Two pewees passing through the valley trim their summer song, just as melancholy as the unabridged version. Two red-breasted nuthatches. A smattering of chickadees. The morning belongs to blue jays, everywhere and enthusiastic; flying from pine to pine, out over the marsh, the pond, the dwarf alders; stopping in the tops of hemlocks, rocking in the breeze like wind vanes. Always screaming, alerting the world to their presence, dawn's alarm clock. I expect jays to have something to say; rarely do they keep their thoughts to themselves.

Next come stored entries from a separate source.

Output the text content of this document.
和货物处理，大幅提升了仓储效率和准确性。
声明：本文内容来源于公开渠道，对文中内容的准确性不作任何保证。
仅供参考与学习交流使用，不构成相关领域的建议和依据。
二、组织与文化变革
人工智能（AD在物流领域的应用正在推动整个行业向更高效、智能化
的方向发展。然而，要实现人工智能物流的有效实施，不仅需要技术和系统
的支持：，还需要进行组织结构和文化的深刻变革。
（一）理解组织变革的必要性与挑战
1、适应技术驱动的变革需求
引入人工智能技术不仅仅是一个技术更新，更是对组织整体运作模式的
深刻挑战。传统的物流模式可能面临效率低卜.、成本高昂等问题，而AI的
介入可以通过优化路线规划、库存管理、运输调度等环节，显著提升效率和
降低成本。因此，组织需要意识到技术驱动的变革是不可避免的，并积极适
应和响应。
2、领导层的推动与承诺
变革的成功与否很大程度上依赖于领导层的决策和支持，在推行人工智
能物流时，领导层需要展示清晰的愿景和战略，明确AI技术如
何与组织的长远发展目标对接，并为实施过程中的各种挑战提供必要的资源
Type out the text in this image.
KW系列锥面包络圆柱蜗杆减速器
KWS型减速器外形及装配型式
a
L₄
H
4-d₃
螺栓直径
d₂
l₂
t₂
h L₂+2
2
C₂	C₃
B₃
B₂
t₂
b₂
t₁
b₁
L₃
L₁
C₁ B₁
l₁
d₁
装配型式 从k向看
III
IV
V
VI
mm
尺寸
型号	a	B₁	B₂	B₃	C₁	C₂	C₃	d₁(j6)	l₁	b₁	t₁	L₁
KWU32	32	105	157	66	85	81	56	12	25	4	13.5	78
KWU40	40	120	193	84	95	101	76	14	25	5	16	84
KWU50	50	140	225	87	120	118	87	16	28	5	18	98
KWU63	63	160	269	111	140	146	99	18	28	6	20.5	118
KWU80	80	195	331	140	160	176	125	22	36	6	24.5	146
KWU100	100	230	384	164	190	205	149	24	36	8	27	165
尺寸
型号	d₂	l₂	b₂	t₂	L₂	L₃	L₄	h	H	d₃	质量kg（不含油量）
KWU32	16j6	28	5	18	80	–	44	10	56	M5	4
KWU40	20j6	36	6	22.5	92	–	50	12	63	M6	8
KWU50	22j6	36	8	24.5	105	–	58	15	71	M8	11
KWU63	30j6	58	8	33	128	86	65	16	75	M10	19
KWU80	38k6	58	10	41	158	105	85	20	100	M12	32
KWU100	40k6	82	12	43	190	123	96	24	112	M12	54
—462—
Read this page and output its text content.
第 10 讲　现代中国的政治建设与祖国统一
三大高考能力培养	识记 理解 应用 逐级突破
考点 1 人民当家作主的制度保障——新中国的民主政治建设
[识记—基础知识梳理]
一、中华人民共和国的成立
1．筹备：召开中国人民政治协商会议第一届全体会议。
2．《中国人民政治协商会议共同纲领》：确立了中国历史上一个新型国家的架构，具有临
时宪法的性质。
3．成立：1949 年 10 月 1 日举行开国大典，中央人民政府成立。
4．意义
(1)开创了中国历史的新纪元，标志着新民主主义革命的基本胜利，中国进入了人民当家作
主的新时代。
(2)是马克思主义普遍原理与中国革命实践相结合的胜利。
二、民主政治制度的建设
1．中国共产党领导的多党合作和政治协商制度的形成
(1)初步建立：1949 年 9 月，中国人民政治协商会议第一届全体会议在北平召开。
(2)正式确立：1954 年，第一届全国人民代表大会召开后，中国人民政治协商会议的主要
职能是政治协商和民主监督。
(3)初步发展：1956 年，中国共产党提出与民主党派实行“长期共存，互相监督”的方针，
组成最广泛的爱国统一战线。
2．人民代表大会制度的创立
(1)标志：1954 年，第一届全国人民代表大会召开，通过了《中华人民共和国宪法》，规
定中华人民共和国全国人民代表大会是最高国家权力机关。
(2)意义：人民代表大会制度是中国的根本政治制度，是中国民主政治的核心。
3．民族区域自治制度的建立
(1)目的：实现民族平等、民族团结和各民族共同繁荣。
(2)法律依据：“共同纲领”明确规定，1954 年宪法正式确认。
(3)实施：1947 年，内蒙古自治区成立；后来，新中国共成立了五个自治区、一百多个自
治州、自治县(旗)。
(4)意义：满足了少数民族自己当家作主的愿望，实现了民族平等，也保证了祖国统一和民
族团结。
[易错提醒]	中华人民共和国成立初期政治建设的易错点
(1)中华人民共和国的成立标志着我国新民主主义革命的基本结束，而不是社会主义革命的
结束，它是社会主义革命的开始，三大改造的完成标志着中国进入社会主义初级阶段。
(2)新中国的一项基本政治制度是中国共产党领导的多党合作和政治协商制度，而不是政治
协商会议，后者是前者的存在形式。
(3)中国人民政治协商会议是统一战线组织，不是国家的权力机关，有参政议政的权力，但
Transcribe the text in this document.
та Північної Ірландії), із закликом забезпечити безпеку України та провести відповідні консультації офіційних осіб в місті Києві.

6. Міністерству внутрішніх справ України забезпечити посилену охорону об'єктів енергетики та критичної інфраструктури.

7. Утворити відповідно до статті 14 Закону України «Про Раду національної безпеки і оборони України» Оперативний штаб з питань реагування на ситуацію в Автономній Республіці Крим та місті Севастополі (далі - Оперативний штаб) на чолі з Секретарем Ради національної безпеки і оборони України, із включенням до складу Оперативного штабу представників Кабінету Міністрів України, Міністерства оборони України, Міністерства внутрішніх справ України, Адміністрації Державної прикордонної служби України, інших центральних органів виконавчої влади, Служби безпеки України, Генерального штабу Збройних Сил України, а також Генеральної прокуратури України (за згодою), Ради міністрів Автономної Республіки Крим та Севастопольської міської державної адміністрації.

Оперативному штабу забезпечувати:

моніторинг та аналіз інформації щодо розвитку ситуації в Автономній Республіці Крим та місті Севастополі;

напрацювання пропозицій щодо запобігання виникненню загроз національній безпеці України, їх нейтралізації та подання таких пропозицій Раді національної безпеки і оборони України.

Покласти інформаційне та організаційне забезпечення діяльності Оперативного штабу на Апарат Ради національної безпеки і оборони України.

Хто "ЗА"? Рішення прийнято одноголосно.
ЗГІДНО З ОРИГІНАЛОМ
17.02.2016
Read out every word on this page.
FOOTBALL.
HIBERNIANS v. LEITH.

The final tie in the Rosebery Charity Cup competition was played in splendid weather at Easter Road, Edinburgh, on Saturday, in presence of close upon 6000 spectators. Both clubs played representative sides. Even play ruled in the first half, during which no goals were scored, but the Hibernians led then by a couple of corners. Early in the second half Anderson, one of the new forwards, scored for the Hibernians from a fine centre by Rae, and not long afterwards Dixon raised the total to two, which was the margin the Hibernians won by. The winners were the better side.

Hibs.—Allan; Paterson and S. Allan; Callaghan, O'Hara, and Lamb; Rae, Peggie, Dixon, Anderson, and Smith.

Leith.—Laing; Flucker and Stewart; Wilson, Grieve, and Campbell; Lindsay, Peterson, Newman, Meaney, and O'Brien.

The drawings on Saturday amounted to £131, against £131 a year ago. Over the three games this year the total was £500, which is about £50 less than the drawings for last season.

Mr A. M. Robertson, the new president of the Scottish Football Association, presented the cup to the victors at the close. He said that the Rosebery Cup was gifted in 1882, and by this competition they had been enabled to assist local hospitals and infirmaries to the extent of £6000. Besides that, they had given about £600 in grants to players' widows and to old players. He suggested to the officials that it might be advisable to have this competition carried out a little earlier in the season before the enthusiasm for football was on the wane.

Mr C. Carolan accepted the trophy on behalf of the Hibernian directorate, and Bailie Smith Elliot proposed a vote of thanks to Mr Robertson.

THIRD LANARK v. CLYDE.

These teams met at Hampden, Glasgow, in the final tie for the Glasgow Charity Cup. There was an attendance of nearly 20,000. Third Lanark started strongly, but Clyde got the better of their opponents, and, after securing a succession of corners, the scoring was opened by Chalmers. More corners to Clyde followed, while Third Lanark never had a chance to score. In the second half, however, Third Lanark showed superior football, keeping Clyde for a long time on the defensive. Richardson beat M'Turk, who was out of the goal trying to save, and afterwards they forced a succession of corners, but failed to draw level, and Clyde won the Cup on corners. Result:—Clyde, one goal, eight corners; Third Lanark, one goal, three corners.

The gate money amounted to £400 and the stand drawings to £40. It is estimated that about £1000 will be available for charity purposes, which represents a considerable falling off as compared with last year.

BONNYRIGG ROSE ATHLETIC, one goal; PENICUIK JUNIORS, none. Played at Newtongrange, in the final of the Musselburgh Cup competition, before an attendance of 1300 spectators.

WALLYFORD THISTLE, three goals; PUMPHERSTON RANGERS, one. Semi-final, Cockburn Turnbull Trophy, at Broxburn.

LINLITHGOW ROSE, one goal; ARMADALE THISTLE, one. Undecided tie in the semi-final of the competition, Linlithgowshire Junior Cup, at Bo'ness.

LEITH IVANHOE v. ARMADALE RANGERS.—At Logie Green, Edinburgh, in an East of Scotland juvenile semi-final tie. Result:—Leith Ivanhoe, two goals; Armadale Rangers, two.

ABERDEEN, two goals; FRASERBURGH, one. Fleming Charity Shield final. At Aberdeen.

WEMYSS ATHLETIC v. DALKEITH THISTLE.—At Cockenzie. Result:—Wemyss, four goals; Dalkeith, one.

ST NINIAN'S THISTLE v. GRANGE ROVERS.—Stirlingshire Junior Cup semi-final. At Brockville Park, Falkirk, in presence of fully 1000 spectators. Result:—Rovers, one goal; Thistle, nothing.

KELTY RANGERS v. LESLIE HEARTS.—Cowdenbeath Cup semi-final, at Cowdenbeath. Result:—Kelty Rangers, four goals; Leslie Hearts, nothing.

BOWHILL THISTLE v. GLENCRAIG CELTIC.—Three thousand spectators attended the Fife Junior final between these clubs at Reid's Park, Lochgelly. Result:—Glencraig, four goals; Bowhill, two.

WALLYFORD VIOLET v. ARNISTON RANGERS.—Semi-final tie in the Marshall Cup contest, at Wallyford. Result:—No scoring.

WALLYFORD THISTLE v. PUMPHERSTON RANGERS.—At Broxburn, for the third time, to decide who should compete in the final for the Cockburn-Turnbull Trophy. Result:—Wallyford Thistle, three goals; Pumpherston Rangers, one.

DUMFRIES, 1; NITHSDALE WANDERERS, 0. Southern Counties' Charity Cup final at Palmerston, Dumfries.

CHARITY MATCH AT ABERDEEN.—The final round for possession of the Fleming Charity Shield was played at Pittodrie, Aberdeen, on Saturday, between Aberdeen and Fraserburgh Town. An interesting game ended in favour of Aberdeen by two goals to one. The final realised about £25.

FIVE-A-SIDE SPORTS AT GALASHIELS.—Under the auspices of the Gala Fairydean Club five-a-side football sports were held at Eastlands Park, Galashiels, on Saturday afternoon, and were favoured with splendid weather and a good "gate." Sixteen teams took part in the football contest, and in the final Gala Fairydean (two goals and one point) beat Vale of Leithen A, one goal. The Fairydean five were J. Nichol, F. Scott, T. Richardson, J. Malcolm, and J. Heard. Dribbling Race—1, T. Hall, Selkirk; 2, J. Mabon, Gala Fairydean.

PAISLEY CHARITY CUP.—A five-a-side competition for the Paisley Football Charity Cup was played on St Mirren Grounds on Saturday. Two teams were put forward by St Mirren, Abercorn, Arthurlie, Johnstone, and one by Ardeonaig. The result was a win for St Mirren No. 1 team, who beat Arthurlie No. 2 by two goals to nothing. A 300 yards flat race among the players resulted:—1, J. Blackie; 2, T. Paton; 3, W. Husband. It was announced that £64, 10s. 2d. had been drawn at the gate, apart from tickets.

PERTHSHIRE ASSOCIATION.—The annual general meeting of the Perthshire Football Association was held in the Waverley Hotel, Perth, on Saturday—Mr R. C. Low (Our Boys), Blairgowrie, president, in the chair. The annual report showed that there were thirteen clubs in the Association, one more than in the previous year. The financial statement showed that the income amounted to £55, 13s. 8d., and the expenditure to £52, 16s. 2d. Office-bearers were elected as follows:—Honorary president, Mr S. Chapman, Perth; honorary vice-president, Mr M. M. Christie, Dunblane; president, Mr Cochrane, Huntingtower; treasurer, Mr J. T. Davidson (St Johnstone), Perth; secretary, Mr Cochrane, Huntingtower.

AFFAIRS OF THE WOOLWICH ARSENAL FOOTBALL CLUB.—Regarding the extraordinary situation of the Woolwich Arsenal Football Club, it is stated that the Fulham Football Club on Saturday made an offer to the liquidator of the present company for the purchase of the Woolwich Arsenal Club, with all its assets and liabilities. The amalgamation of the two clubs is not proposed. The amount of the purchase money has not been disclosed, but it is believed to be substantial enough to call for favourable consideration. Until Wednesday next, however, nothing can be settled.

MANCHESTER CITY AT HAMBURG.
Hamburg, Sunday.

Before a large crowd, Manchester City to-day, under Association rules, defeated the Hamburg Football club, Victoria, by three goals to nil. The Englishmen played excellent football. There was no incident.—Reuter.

But once, many years ago, along the edge of the Connecticut River, a sharp-shinned hawk chase a horde of jays into a hemlock. Desperate and terrified, the jays fell silent. The sharpie tore into the hemlock, exited with a limp jay in its talons. Then, their tongues loosened, the birds screamed unabated, and pored out of the tree like a blue storm; chased the hawk, which casually flew away, in command of its crumbled cargo. The only time I recall speechless blue jays.
I watch the jays, the way I watch baseball; look for nuanced expressions of the players; the subtlest clue that might reveal the immediate future. Passing through? Staying all winter? Quebecois on COVID holiday? Natives of the valley? Maybe they've visited my front yard feeders, fattening on sunflower seeds grown in Kansas, before departing for Maryland. A band of rowdy blue threads cinches an otherwise dull morning together, utterly common, utterly wild, utterly free.
Behind the barn door, two bats brace for the coming cold.